A century later, materials scientists and their business partners have been picking up where Edison left off. In their search for more high-tech concrete mixtures, they have found a fast, innovative way to make cheap, durable housing for both the developing and the developed world. Other researchers have been extending Edison's asphalt altruism in new directions, trying not only to reduce concrete's environmental impact but also to use concrete to clean up the environment.

The recipe for concrete is simple and has been around, in one form or another, since the days of Ancient Egypt. The bulk of the material consists of aggregate—fine particles such as sand and coarse ones such as gravel or crushed stone. When water and a powdered cement are mixed in, they undergo a chemical reaction that hardens and binds the aggregates into a solid mass. To make the cement, materials such as limestone and clay are heated in large kilns to over 1,000°C. At such high temperatures, water and carbon dioxide are driven off and the limestone and clay begin to fuse to form new compounds. These are then ground into a fine powder that goes by the name of Portland cement. In America alone over 100m tonnes of the stuff are used each year.

But like good chefs, materials scientists have long known that they can tweak the basic concrete recipe to create any number of desired effects. For example, adding chemicals that encourage the trapping of tiny air bubbles makes concrete more durable, because it gives water room to expand into when it freezes, thereby avoiding tiny cracks. In the late 1990s researchers began to experiment with another additive—small amounts of electrically conductive steel or carbon fibres. Even though the fibres make up less than 1% of the concrete by volume, they have a large effect: the resulting concrete gains the ability to conduct electricity.

Electric avenues
Such concrete has a range of interesting properties. If you compress electrically conductive concrete, the fibres get slightly closer together, increasing the concrete's electrical conductivity.
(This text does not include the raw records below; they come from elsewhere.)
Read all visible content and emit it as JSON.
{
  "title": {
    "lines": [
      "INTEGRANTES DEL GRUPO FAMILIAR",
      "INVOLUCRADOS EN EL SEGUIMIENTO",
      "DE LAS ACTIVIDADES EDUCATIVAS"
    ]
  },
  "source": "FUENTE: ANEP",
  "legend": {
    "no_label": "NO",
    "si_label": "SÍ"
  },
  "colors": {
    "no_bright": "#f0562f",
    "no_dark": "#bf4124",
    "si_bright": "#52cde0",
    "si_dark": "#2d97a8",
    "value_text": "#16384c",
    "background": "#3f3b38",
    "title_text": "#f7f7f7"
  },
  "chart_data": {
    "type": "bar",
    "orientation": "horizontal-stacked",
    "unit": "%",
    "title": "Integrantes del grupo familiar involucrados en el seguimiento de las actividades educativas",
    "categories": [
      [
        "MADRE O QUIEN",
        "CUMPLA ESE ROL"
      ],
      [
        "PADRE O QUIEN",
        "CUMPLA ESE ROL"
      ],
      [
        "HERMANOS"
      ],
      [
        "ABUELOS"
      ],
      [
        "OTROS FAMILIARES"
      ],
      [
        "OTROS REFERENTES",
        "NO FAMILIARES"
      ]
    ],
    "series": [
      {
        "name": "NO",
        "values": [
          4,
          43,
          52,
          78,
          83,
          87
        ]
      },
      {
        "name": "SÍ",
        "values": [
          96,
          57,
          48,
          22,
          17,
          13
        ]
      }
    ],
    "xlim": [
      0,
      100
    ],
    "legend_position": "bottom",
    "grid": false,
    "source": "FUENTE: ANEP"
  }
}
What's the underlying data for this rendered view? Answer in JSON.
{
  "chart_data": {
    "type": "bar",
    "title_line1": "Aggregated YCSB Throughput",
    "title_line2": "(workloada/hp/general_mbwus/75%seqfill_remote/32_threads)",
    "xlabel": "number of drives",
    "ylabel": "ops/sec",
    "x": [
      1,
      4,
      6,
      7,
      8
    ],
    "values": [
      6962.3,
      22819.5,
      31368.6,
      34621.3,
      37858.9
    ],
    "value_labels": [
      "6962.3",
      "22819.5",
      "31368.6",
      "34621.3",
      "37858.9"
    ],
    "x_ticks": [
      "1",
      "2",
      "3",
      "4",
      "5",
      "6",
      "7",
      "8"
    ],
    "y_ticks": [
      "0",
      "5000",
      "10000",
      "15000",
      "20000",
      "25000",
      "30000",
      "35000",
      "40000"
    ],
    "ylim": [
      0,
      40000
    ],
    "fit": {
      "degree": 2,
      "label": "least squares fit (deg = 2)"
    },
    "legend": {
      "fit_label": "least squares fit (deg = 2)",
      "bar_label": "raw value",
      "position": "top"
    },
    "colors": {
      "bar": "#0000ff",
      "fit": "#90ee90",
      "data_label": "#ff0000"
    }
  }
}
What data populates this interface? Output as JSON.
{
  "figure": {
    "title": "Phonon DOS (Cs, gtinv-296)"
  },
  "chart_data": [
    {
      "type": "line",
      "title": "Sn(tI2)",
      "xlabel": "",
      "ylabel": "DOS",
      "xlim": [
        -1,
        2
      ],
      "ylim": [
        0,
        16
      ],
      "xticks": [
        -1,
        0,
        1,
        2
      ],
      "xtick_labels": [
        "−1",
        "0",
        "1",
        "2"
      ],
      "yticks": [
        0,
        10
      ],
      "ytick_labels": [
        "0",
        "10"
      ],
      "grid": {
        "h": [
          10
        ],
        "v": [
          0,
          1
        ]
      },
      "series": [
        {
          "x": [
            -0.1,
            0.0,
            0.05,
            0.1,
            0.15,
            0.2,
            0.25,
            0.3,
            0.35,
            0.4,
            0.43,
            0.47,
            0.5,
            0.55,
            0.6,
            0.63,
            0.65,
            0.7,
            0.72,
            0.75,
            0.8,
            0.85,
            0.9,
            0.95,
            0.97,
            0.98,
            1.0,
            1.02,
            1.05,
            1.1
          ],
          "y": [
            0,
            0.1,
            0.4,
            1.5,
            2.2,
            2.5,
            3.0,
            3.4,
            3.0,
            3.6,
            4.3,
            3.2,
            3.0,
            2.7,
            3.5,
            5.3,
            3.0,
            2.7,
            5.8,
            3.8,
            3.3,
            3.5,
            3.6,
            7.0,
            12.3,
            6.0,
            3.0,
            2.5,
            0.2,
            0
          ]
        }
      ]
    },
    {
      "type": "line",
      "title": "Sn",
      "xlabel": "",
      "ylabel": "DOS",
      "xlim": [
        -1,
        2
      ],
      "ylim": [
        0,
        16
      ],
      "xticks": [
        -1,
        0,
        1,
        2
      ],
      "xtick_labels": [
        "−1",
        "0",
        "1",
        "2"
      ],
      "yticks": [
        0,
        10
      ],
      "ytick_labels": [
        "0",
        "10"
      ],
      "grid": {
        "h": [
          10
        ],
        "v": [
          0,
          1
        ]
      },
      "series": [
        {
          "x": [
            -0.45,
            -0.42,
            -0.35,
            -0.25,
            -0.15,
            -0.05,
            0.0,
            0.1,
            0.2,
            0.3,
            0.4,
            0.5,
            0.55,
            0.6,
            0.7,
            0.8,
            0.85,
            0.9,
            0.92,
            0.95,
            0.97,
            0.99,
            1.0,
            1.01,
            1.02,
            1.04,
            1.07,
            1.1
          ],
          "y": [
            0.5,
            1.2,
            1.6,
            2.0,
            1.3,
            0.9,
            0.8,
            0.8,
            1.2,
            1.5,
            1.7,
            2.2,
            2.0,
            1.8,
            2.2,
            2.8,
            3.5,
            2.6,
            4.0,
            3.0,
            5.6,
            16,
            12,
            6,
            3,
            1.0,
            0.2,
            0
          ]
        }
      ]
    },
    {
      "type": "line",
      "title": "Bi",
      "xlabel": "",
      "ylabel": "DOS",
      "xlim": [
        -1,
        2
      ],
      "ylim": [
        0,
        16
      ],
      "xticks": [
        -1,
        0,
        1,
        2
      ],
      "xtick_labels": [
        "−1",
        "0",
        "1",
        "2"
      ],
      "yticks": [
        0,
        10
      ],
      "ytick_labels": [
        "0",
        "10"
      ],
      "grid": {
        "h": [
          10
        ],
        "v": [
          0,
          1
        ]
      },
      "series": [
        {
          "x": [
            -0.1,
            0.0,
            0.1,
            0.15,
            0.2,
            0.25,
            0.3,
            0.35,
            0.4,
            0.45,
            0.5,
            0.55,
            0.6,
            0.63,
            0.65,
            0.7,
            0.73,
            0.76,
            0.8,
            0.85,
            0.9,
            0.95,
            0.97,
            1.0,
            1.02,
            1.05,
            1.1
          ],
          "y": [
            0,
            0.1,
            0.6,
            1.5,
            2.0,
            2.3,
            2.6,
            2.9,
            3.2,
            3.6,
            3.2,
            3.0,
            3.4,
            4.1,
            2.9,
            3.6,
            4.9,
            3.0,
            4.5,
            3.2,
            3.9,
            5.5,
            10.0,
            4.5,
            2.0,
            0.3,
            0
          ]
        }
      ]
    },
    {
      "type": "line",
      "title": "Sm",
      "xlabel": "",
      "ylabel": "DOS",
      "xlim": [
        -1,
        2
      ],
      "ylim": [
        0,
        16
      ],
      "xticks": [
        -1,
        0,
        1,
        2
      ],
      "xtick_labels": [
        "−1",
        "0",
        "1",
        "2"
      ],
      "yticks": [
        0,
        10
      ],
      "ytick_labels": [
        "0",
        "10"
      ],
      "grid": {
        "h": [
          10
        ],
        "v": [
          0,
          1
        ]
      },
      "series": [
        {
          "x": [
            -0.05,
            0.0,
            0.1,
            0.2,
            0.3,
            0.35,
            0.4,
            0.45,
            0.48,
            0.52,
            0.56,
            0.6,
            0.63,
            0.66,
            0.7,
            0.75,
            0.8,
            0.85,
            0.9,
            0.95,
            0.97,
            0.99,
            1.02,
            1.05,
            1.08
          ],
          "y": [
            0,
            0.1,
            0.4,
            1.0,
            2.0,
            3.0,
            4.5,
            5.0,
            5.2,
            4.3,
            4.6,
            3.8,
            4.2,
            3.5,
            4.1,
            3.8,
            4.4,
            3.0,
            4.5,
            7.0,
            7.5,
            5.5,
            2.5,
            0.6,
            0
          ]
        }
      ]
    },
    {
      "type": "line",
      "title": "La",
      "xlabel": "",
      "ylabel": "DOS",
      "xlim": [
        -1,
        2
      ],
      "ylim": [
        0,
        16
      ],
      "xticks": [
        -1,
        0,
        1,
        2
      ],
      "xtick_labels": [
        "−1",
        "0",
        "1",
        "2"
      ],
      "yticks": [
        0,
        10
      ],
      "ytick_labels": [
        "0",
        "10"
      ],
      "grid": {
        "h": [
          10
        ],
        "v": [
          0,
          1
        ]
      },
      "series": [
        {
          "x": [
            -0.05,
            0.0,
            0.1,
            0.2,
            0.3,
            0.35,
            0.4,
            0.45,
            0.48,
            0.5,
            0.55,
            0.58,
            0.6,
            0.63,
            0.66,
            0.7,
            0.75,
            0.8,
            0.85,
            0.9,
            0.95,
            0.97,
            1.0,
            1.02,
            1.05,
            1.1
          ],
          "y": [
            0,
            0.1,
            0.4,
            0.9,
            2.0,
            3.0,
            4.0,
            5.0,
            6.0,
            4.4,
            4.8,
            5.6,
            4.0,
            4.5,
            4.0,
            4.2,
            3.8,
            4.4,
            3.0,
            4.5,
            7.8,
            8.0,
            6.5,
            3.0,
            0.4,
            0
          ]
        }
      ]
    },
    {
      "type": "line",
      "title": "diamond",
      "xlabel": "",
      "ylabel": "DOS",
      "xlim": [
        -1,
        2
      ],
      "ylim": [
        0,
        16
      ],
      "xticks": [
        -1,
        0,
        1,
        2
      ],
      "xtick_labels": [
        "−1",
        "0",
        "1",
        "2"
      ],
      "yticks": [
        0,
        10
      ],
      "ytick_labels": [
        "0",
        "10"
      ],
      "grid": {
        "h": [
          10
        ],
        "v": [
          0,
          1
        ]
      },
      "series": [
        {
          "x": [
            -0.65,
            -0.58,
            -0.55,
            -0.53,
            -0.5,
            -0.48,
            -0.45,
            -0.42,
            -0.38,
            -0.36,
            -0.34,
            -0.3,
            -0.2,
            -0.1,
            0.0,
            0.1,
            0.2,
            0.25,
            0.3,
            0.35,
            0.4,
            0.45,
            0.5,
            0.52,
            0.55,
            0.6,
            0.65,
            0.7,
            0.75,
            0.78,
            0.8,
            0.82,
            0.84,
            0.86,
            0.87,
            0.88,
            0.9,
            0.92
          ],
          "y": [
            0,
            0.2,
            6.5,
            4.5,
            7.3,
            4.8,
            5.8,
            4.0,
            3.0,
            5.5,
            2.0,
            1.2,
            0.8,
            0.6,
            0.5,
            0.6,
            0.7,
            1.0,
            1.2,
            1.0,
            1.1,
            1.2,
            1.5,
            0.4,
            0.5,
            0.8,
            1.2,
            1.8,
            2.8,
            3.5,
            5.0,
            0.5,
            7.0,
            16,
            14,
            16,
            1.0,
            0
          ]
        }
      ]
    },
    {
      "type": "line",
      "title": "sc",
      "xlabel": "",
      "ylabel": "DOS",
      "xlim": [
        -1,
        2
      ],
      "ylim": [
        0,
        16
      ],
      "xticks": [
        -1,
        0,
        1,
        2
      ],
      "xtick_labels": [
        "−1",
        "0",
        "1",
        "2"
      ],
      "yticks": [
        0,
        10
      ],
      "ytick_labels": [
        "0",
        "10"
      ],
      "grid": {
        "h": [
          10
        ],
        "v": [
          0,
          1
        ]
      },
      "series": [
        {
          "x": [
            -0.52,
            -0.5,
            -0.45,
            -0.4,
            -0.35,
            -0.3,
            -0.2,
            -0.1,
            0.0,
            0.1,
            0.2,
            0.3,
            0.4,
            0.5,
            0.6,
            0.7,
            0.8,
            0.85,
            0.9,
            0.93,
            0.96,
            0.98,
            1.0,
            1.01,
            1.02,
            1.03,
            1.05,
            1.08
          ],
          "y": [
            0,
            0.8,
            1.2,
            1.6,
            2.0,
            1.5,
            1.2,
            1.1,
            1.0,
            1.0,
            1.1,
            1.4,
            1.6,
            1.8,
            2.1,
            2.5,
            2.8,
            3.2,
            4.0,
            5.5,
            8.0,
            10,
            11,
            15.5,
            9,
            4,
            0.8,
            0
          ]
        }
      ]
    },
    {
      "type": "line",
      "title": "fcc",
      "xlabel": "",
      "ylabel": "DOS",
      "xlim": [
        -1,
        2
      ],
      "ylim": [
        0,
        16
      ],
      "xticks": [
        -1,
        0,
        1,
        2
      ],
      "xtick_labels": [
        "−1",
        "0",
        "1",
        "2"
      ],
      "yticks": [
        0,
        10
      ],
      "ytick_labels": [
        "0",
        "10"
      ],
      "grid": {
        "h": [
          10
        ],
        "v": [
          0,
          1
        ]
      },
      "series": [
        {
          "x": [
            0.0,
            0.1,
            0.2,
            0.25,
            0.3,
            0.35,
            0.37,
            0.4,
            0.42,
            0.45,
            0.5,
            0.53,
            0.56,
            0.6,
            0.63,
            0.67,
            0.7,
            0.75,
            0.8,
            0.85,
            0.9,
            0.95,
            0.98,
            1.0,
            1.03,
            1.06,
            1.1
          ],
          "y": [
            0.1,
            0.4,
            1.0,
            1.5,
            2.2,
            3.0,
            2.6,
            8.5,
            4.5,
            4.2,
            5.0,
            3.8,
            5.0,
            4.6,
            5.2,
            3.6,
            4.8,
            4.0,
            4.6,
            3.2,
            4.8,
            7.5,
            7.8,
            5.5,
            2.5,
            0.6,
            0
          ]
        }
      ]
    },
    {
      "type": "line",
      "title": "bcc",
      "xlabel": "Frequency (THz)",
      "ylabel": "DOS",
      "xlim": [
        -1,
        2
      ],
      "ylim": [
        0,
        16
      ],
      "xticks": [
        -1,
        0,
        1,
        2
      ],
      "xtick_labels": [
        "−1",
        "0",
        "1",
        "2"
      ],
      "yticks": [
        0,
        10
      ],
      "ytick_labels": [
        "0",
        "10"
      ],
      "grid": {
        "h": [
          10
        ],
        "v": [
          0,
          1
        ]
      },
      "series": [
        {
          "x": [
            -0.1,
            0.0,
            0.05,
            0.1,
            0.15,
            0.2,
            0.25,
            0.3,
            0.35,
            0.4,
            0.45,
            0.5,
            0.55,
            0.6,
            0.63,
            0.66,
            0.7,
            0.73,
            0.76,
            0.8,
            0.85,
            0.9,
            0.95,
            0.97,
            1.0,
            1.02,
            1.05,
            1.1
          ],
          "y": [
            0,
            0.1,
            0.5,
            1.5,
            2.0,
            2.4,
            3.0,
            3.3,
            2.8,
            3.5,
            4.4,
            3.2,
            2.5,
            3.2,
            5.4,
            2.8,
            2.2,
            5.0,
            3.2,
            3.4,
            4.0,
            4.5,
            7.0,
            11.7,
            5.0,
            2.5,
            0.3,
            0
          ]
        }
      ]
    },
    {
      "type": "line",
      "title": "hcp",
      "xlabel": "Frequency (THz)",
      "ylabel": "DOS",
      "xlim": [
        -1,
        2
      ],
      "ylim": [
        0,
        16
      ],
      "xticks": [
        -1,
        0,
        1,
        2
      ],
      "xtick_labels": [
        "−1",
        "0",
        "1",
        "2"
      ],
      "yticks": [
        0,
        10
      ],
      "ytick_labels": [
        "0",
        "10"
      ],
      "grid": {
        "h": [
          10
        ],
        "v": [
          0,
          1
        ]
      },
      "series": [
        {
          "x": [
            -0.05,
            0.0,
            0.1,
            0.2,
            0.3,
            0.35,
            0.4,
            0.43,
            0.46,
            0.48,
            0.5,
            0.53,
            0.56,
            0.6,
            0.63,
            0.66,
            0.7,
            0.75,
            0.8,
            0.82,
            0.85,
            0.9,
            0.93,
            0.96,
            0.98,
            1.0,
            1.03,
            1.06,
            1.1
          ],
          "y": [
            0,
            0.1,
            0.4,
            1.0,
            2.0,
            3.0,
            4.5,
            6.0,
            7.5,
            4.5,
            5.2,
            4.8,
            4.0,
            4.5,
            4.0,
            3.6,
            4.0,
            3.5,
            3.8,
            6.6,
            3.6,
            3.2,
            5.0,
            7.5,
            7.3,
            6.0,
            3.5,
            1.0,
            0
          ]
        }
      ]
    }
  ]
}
So if a road is made from conductive concrete, it will be able to monitor and weigh passing traffic.

That is not all a conductive concrete road can do. Passing an electrical current through a wire causes it to heat up, just like the filament in a light bulb. An electric current will heat a road, a bridge, or a runway made of conductive concrete in just the same way. For the past three winters, the Roca Spur Bridge outside Lincoln, Nebraska, has been warming itself using an electric blanket of conductive concrete. Christopher Tuan of the University of Nebraska-Lincoln and his former student, Sherif Yehia, have been carefully monitoring the bridge. Using electrical heating, they can maintain Roca Spur at a toasty 10°C above the ambient temperature, warm enough to keep it free of snow and ice throughout the winter.